Mezarın içine giren Satni, Nenoferkeptah’ı, eşini ve onların oğullarının mumyasını görür. Thot’un Sırlar Kitabı gerçekten de Nenoferkeptah’ın ayağının dibindedir ve “sanki güneş orada parlıyormuşçasına bir ışık yayıyordur” Satni ona doğru bir adım attığında kadının mumyası konuşur ve onu daha fazla ilerlememesi için uyarır. Satni’ye o kitabı ele geçirmek için Nenoferkeptah’ın yaşadığı maceraları anlatır; Thot’un Sırlar Kitabı en dıştakiler bronz ve demirden yapılma bir dizi başka kutunun içinde olan bir gümüş kutu içindeki bir altın kutuya konmuştu. Yapılan uyarılara kulak asmayıp tüm engellerin üstesinden gelen Nenoferkeptah kitabı bulup ele geçirmiş; o ve ailesi Thot tarafından hemen orada geçici olarak canlılığını kaybetmekle lanetlenmişlerdi. Canlı olmalarına rağmen mumyalanmışlardı ve mumyalanmış olmalarına rağmen görebiliyor, duyabiliyor ve konuşabiliyorlardı. Kadın Satni’ye kitaba dokunursa Thot’un lanetine uğrayacağını söyleyerek uyarır.

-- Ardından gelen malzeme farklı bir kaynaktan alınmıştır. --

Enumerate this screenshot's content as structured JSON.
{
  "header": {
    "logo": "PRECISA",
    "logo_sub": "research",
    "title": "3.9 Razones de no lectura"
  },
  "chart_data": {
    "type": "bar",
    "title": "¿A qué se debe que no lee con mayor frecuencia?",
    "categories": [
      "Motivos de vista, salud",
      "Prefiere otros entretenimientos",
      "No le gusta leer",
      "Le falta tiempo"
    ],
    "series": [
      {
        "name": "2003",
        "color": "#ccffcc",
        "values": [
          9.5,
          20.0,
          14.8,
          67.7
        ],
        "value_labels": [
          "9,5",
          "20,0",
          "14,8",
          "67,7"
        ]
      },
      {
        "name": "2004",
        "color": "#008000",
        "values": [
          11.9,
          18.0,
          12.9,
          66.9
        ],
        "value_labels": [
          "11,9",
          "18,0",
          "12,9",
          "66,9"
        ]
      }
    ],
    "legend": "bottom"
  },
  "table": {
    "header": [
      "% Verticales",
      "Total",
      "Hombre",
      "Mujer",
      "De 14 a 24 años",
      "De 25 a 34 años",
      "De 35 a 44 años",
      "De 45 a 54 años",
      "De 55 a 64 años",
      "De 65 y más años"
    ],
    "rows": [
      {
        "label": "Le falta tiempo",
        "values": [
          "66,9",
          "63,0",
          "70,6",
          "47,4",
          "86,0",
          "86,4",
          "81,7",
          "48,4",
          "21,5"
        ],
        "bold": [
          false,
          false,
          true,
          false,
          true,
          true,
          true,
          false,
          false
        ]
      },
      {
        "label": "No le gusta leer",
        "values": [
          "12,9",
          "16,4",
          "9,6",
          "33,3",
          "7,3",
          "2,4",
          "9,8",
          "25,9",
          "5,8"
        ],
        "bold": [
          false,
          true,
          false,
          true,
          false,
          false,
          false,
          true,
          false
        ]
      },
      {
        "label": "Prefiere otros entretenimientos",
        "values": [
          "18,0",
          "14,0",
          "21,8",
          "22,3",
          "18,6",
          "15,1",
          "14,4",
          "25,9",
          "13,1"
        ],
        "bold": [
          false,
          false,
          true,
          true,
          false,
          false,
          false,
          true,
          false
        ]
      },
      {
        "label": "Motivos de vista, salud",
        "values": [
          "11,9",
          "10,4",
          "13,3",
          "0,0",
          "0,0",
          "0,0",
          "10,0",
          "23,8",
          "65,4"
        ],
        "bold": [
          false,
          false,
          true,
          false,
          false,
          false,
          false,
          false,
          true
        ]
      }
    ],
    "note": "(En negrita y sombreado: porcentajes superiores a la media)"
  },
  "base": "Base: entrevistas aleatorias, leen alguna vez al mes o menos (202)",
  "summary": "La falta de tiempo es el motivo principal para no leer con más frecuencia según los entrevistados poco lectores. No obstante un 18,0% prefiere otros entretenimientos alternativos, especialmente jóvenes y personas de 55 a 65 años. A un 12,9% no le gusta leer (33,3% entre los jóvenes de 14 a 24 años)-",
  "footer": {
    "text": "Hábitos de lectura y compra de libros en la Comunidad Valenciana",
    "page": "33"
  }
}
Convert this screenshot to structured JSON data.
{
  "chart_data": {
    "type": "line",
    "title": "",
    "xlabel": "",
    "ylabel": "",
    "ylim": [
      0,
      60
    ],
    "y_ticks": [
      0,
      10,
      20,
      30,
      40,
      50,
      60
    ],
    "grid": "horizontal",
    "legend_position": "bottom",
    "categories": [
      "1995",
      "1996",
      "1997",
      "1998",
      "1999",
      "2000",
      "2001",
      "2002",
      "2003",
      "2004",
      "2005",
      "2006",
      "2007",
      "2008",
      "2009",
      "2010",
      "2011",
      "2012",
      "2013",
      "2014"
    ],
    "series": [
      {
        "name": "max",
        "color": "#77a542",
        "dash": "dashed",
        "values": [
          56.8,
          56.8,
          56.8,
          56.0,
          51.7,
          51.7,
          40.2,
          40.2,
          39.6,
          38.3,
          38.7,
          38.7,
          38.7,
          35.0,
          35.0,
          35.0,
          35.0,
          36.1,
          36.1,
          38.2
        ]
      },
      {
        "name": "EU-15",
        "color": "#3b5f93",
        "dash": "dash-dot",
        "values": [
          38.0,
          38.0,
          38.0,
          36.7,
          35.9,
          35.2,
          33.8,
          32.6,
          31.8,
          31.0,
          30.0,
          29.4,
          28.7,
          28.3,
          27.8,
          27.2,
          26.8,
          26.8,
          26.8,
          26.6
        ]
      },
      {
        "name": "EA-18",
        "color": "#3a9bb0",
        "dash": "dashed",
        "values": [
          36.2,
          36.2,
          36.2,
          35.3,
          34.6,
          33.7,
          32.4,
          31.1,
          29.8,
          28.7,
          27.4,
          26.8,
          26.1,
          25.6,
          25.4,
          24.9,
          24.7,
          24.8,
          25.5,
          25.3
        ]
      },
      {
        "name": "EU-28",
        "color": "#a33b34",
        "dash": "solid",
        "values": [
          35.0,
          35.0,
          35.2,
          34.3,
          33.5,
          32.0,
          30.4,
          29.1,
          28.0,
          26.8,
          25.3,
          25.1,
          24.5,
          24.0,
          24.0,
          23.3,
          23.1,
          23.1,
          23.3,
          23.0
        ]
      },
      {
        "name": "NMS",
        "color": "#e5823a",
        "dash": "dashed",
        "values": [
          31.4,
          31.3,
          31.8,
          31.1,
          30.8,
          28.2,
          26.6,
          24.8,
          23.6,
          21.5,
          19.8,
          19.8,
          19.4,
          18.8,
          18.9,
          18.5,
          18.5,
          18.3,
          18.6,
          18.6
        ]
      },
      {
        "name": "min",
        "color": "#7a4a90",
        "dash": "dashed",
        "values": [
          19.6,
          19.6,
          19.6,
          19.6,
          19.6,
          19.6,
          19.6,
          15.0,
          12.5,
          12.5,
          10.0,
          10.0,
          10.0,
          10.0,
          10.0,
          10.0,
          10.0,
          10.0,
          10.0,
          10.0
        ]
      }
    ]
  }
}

Uyarılar ve daha önceki kralın başına gelenler Satni’nin gözünü korkutmaz. Buraya kadar gelmişti ve kitabı ele geçirmeye kararlıydı. Ona doğru bir adım daha attığında bu kez Nenoferkeptah’ın mumyası konuşur. Thot’un gazabına uğramadan kitabı ele geçirmenin bir yolu daha olduğunu anlatır. Bu “Thot’un büyülü sayısı” olan elli iki oyununu oynayıp kazanmaktı. Kadere meydan okuyan Satni bunu kabul eder. İlk eli kaybeder ve kendisinin yarı yarıya toprağa gömülmüş bulur. Sonraki ve sonraki eli kaybettikçe giderek daha çok gömülür. Sonunda Thotun Kayıp Sırlar Kitabını almayı başarır ama kitabı geri getirmek zorunda kalır.